Finding $A^n$ in terms of $P$ and $D$ (diagonalized)

Question

My question is regarding the last two parts. I have Found $D$ and $P$, how can I obtain $A^{200}$ and det $(A^{200})$ form $PDP^{-1}?$ Thanks!

Answer 1

Finding $A^{n}$ of a diagonal matrix is actually pretty trivial, but I'll show you why (don't worry, I was confused when I first did this).

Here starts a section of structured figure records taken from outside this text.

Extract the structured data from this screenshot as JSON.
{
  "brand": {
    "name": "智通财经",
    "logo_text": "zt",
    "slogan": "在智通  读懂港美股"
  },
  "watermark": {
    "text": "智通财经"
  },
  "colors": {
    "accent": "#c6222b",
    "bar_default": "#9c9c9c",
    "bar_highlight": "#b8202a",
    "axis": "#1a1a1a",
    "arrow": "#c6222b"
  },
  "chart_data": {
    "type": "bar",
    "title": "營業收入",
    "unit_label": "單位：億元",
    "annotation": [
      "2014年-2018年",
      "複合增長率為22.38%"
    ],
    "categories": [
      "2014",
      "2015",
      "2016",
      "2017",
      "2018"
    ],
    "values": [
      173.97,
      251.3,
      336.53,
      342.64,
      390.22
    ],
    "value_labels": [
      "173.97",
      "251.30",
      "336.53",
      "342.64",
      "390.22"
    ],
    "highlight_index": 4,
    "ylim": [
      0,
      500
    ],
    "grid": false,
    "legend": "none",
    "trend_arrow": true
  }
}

$$A=PDP^{-1}$$ $$A^{n}=(PDP^{-1})^{n}$$ $$=PDP^{-1}PDP^{-1}PDP^{-1}...$$ Obviously $PP^{-1}=I$, because they are inverses of one another. We can keep doing this as many times and we end up with... $$A^{n}=PD^{n}P^{-1}$$ Now this is easy because $D$ is a diagonal matrix and $D^{n}$ is just the matrix composed of $D_{ij}^{n}$, where $D_{ii}$ is the $ii^{th}$ entry of of D. Finding the determinant is also easy.
$$det(A^{n})=det(PD^{n}P^{-1})$$ $$=det(P)det(D^{n})det(P^{-1})$$ $$=det(P)\frac{1}{det(P)}det(D^{n})$$ $$det(A^{n})=det(D^{n})$$ We are able to do step 2 and three because determinants are numbers and thus can commute, and three because of the inverse property.